[thejazz] thoughts on being a jazz composer and pianist

2Sep/100

Spirituality in Music

[Back to writing after a daddy hiatus due to my 3 month old daughter!]

Brad Mehldau has always been not only a favorite jazz pianist/composer for me, but also a great writer on what he does. His liner notes on each of his records can be very illuminating, not only with regards to his process but with regards to the way jazz musicians draw on the tradition of music that stretches back before 1900 (read: Classical music). He has an great article on his site called "Coltrane, Beethoven, Jimi Hendrix, and God." It first appeared in the August 2010 issue of Scope magazine. I am not going to debate religion here, and Mehldau does a great job sidestepping the issue in his article.
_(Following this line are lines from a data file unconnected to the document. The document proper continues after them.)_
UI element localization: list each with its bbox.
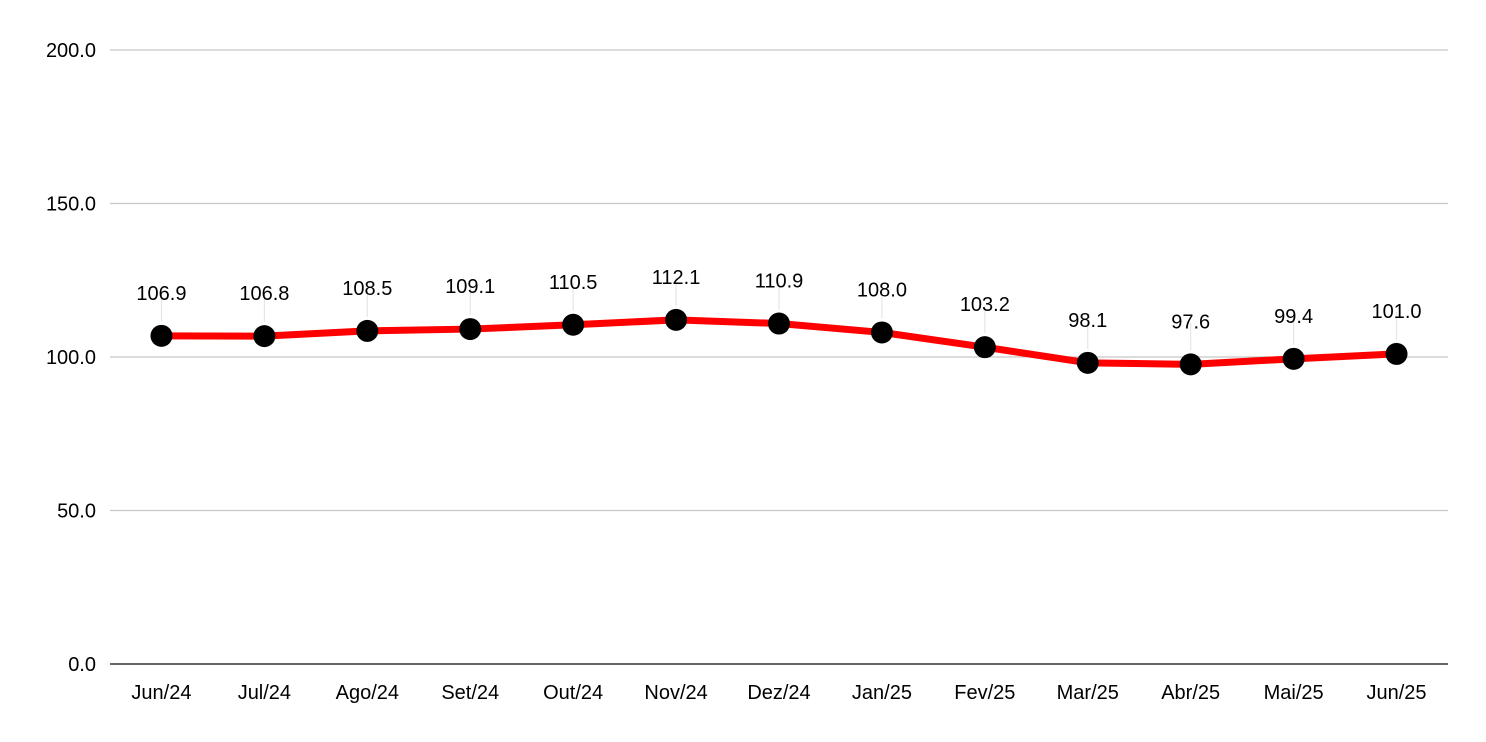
x-tick-label: Out/24 bbox=[543, 682, 603, 704]
data-label: 97.6 bbox=[1171, 311, 1210, 333]
data-point bbox=[1076, 351, 1099, 374]
data-point bbox=[973, 336, 996, 359]
data-label: 106.8 bbox=[239, 283, 289, 305]
data-label: 108.0 bbox=[857, 279, 907, 301]
x-tick-label: Dez/24 bbox=[747, 682, 810, 704]
data-point bbox=[768, 312, 790, 335]
data-point bbox=[870, 321, 893, 344]
data-point-markers bbox=[150, 308, 1408, 376]
x-tick-label: Fev/25 bbox=[954, 682, 1015, 704]
data-label: 110.9 bbox=[755, 271, 804, 293]
data-point bbox=[253, 325, 276, 348]
data-point bbox=[665, 308, 688, 331]
x-tick-label: Mar/25 bbox=[1057, 682, 1119, 704]
x-tick-label: Jul/24 bbox=[238, 682, 291, 704]
data-point bbox=[459, 318, 482, 341]
y-tick-label: 100.0 bbox=[46, 347, 96, 369]
data-point bbox=[562, 313, 585, 336]
x-tick-label: Jan/25 bbox=[852, 682, 912, 704]
data-label: 112.1 bbox=[652, 267, 701, 289]
x-tick-label: Jun/24 bbox=[131, 682, 191, 704]
data-point bbox=[1385, 342, 1408, 365]
data-label: 106.9 bbox=[136, 283, 186, 305]
data-label: 103.2 bbox=[960, 294, 1010, 316]
data-point bbox=[1179, 353, 1202, 376]
y-tick-label: 0.0 bbox=[68, 654, 96, 676]
gridlines bbox=[110, 49, 1448, 665]
data-point bbox=[1282, 347, 1305, 370]
x-tick-label: Set/24 bbox=[441, 682, 499, 704]
x-tick-label: Nov/24 bbox=[644, 682, 707, 704]
y-axis-tick-labels: 0.0 50.0 100.0 150.0 200.0 bbox=[46, 40, 96, 676]
data-labels: 106.9 106.8 108.5 109.1 110.5 112.1 110.9 108.0… bbox=[136, 267, 1421, 334]
data-point bbox=[150, 324, 173, 347]
x-tick-label: Ago/24 bbox=[336, 682, 399, 704]
x-tick-label: Jun/25 bbox=[1367, 682, 1427, 704]
data-label: 99.4 bbox=[1274, 306, 1313, 328]
y-tick-label: 50.0 bbox=[57, 501, 96, 523]
x-axis-tick-labels: Jun/24 Jul/24 Ago/24 Set/24 Out/24 Nov/24 Dez/… bbox=[131, 682, 1426, 704]
y-tick-label: 200.0 bbox=[46, 40, 96, 62]
data-label: 101.0 bbox=[1372, 301, 1422, 323]
y-tick-label: 150.0 bbox=[46, 194, 96, 216]
data-label: 98.1 bbox=[1068, 310, 1107, 332]
data-label-leaders bbox=[160, 277, 1398, 351]
x-tick-label: Abr/25 bbox=[1161, 682, 1220, 704]
data-label: 108.5 bbox=[342, 278, 392, 300]
data-point bbox=[356, 319, 379, 342]
data-label: 109.1 bbox=[445, 276, 495, 298]
x-tick-label: Mai/25 bbox=[1264, 682, 1324, 704]
data-label: 110.5 bbox=[549, 272, 598, 294]
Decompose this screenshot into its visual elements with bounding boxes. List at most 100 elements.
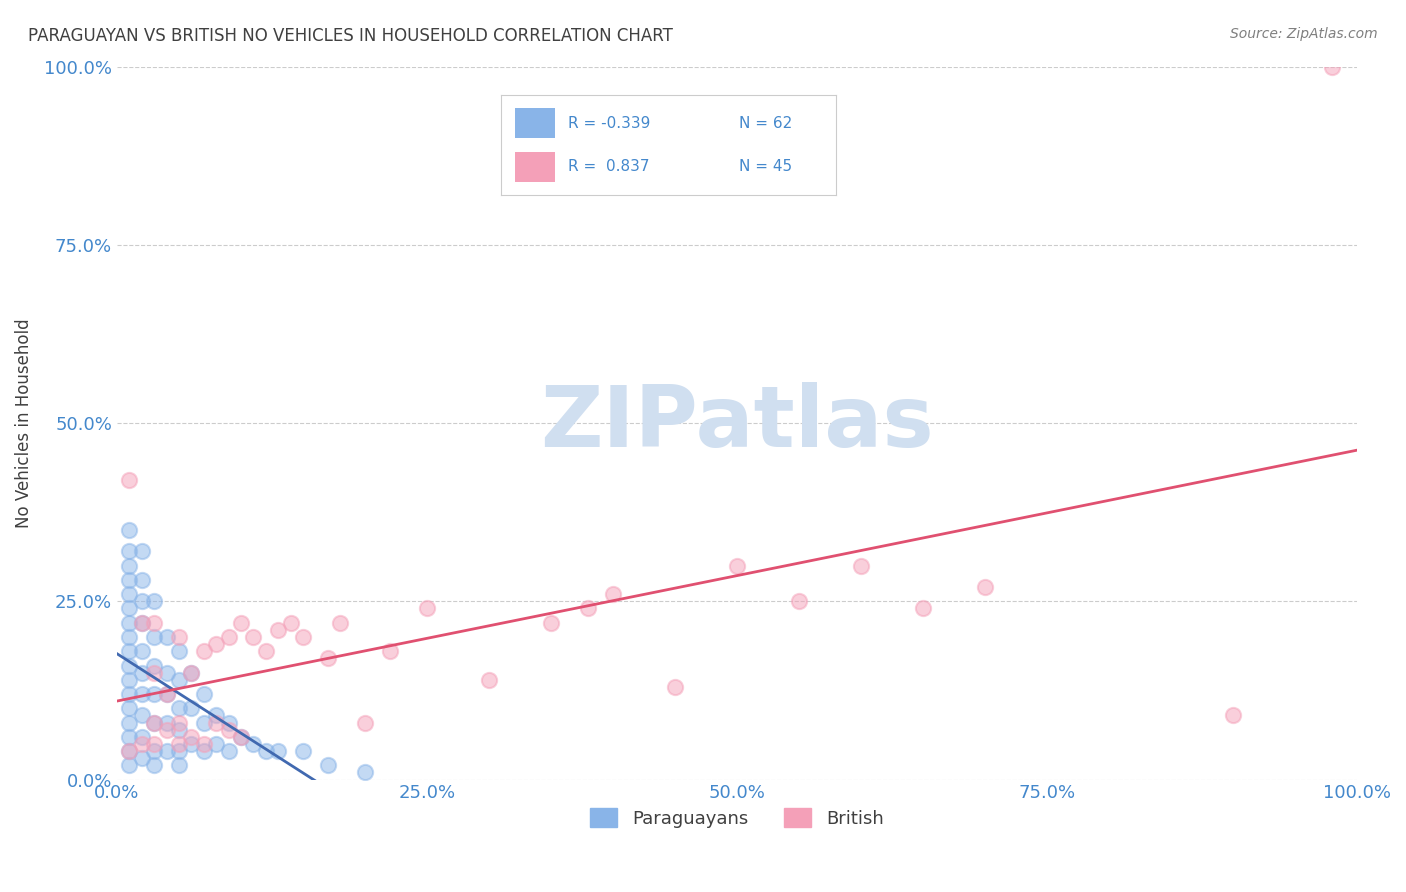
Point	[193, 644, 215, 658]
Point	[118, 730, 141, 744]
Point	[143, 594, 166, 608]
Point	[229, 615, 252, 630]
Point	[664, 680, 686, 694]
Point	[167, 744, 190, 758]
Point	[167, 723, 190, 737]
Point	[254, 744, 277, 758]
Point	[143, 687, 166, 701]
Point	[155, 744, 177, 758]
Point	[131, 737, 153, 751]
Point	[254, 644, 277, 658]
Point	[180, 737, 202, 751]
Point	[143, 744, 166, 758]
Point	[118, 758, 141, 772]
Point	[131, 644, 153, 658]
Point	[118, 715, 141, 730]
Point	[118, 658, 141, 673]
Text: ZIPatlas: ZIPatlas	[540, 382, 934, 465]
Point	[143, 737, 166, 751]
Point	[205, 708, 228, 723]
Point	[205, 715, 228, 730]
Point	[143, 758, 166, 772]
Point	[291, 630, 314, 644]
Point	[242, 630, 264, 644]
Point	[131, 615, 153, 630]
Point	[155, 723, 177, 737]
Point	[725, 558, 748, 573]
Point	[316, 651, 339, 665]
Point	[118, 630, 141, 644]
Point	[291, 744, 314, 758]
Point	[131, 665, 153, 680]
Point	[167, 758, 190, 772]
Point	[143, 715, 166, 730]
Point	[205, 637, 228, 651]
Point	[849, 558, 872, 573]
Point	[167, 673, 190, 687]
Point	[118, 644, 141, 658]
Point	[378, 644, 401, 658]
Point	[131, 730, 153, 744]
Point	[242, 737, 264, 751]
Point	[143, 615, 166, 630]
Point	[118, 673, 141, 687]
Point	[131, 594, 153, 608]
Point	[118, 687, 141, 701]
Point	[416, 601, 439, 615]
Point	[155, 665, 177, 680]
Point	[787, 594, 810, 608]
Point	[118, 523, 141, 537]
Text: PARAGUAYAN VS BRITISH NO VEHICLES IN HOUSEHOLD CORRELATION CHART: PARAGUAYAN VS BRITISH NO VEHICLES IN HOU…	[28, 27, 673, 45]
Point	[1222, 708, 1244, 723]
Point	[131, 544, 153, 558]
Point	[118, 573, 141, 587]
Point	[576, 601, 599, 615]
Y-axis label: No Vehicles in Household: No Vehicles in Household	[15, 318, 32, 528]
Point	[218, 630, 240, 644]
Point	[155, 687, 177, 701]
Point	[218, 715, 240, 730]
Point	[131, 615, 153, 630]
Point	[167, 715, 190, 730]
Point	[118, 587, 141, 601]
Point	[478, 673, 501, 687]
Point	[155, 715, 177, 730]
Point	[193, 737, 215, 751]
Point	[131, 687, 153, 701]
Point	[193, 715, 215, 730]
Point	[205, 737, 228, 751]
Point	[167, 701, 190, 715]
Point	[118, 601, 141, 615]
Point	[180, 665, 202, 680]
Point	[193, 687, 215, 701]
Point	[155, 630, 177, 644]
Point	[180, 665, 202, 680]
Legend: Paraguayans, British: Paraguayans, British	[583, 801, 891, 835]
Point	[229, 730, 252, 744]
Point	[602, 587, 624, 601]
Point	[143, 658, 166, 673]
Point	[354, 765, 377, 780]
Point	[180, 701, 202, 715]
Text: Source: ZipAtlas.com: Source: ZipAtlas.com	[1230, 27, 1378, 41]
Point	[118, 558, 141, 573]
Point	[131, 751, 153, 765]
Point	[911, 601, 934, 615]
Point	[118, 701, 141, 715]
Point	[143, 665, 166, 680]
Point	[229, 730, 252, 744]
Point	[218, 744, 240, 758]
Point	[193, 744, 215, 758]
Point	[131, 708, 153, 723]
Point	[143, 630, 166, 644]
Point	[316, 758, 339, 772]
Point	[218, 723, 240, 737]
Point	[540, 615, 562, 630]
Point	[1322, 60, 1344, 74]
Point	[118, 744, 141, 758]
Point	[180, 730, 202, 744]
Point	[267, 744, 290, 758]
Point	[167, 630, 190, 644]
Point	[329, 615, 352, 630]
Point	[267, 623, 290, 637]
Instead, he distinguishes between religion and spirituality, with special focus on music.

First, let's briefly discuss how he separates religion and spirituality.

The term “spiritual” in this context, though, perfectly expresses the vague, and I think, ambivalent relationship between art and morality that is part and parcel with modernity – let’s say, roughly, from the Renaissance onward, from the time that music starts becoming more about the individual composer and less an anonymous tribute to the Godhead.

I agree with Mehldau here - spirituality is a good concept to represent the link between art and morality. A religious experience might be as he describes here:

Religion, though, implies a moral directive. And here is the rub – the evidence of something fear-inspiring and larger than myself that I found in Coltrane’s music was not morally applicable to anything. It was not fear of retribution that I was feeling; it was not a negatively felt fear.

For most of the religions of the world, religion is not necessarily a set of moral guidelines, but rather a way of defining morality, often strictly and narrowly. The entire point of the article is to make the case that a spiritual experience is not necessarily inclusive of a religious experience. Something that seems paramount in making the move from good to great is to "abandon oneself to the music" or to "turn inward." I think that when people speak in vagaries like that they really mean one needs to develop a relationship with how music can be spiritual, or how art can create links with morality that do not necessarily outline a moral code.

This gets to my belief that art is a way for humanity to explore humanity through a venue that resides outside humanity. Before creation, a great work of art exists within humanity, in the creator's mind. Once created, it lies separate from humanity, out in nature, whether that be in a wooden frame, on manuscript paper, as a series of moments in time (musical performance), etc. By creating artistic objects that lie outside the human mind, we are able to not only communicate a personal viewpoint, but we are able to create a viewing port into humanity.

I believe that musicians need to have a spiritual experience on some level to communicate that spirituality with listeners. In fact, I think that the communication, or unveiling, of spirituality is one of the most important facets of artistic creation. I would imagine that most people who reside in cultures that celebrate music can point to one or more times in their lives in which the experience of listening to music has enveloped them. Most of the time that experience involves emotion and knowledge coming together at a time ripe for that; a non-religious spiritual experience. It could happen in a religious setting, but I argue that even then it is a separate process. That experience is really the act of coming to terms with humanity through the guise of music. Hence I can still have that experience listening to Ornette Coleman's Shape of Jazz to Come, even though sometimes the music is not presented in a way that is traditional. I don't want to wade too far into aesthetics or the definition of beauty, but something doesn't have to be beautiful to make us understand humanity a bit better. The "vague and ambivalent relationship between art and morality" is a good thing, as it leaves things open to interpretation, and change.